If you have large GPUs, you can do MIG and on top of that use device plugin.
This will require you to replace your exiting GPU driver with AWS virtual GPU driver.
Limitations: Plugin does provide any constraints over resource consumption. Process has to put limits itself.
Even in EKS this does not come out of the box as of April-2022. You have to install it on your cluster.
MIG and Virtual GPU both these options require you to provision your hardware or cluster with custom drivers. In case, you do not have access to such level only choice that remain with us is GPU Sharing without Kubernetes. This can be done in multiple ways.
Writing custom code
In case you have multiple GPUs attached to one single machine. CUDA will by default load data to 0th device. You can change that by creating a device object and passing this device object at all the places. Another challenge is deciding which GPU to use.
- By default, CUDA uses 0th device.
- CUDA does not provide support to get memory usage of a GPU in any programmatic way.
- Change your code to load models and data on specific device.
- Parse output of nvidia-smi to see memory consumption of a GPU.
Tip for Python Users GPUtil is a package to select GPU based on your criteria.
GPUtil.getAvailable(order='memory', limit=1, maxLoad=0.8, maxMemory=0.75,excludeID=excluded_gpus)
Reference CUDA python library
CUDA provides a range of environment variable which can be used to control the visibility of GPU devices at process level.

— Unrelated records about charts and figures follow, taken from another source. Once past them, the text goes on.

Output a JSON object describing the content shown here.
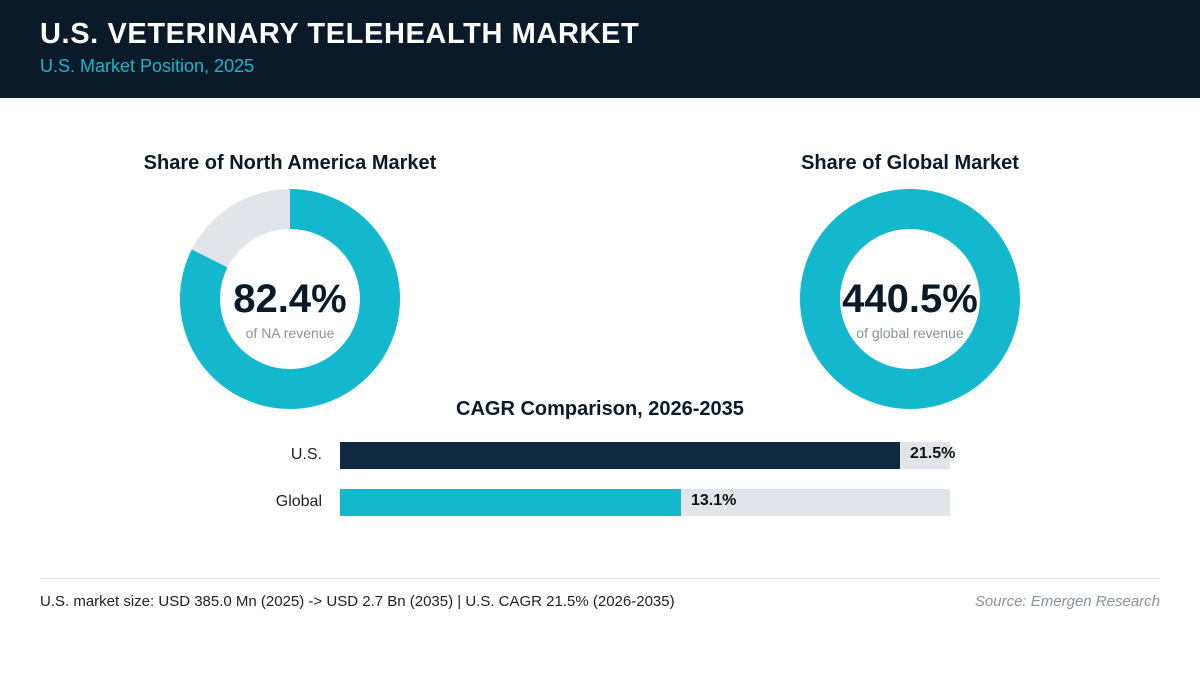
{
  "header": {
    "title": "U.S. VETERINARY TELEHEALTH MARKET",
    "subtitle": "U.S. Market Position, 2025"
  },
  "colors": {
    "header_bg": "#0b1a28",
    "accent": "#14b8cc",
    "us_bar": "#0f2940",
    "track": "#e1e5ea"
  },
  "chart_data": [
    {
      "type": "pie",
      "title": "Share of North America Market",
      "value": 82.4,
      "value_label": "82.4%",
      "caption": "of NA revenue"
    },
    {
      "type": "pie",
      "title": "Share of Global Market",
      "value": 440.5,
      "value_label": "440.5%",
      "caption": "of global revenue"
    },
    {
      "type": "bar",
      "title": "CAGR Comparison, 2026-2035",
      "categories": [
        "U.S.",
        "Global"
      ],
      "values": [
        21.5,
        13.1
      ],
      "value_labels": [
        "21.5%",
        "13.1%"
      ],
      "colors": [
        "#0f2940",
        "#14b8cc"
      ],
      "xlim": [
        0,
        23.4
      ]
    }
  ],
  "footer": {
    "note": "U.S. market size: USD 385.0 Mn (2025) -> USD 2.7 Bn (2035)  |  U.S. CAGR 21.5% (2026-2035)",
    "source": "Source: Emergen Research"
  }
}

CUDA_VISIBLE_DEVICES is one such variable. When you are starting a process you can set an environment variable
CUDA_VISIBLE_DEVICES with one or list of GPU ids and that process will only see those GPUs as available devices. As this is done at process leve, k8s does not know about this hence you can run multiple workload on same GPU device with your judgement of memory and utilization.
Expose 2nd GPU
Expose 2nd and 3rd GPU
GPU sharing is still an experimental feature in kubernetes. There are efforts going on to make it available. Till then, we have to live with workarounds like these to make it work. It requires a bit of planning upfront to know which workload will go where and what GPU instance will be used by them.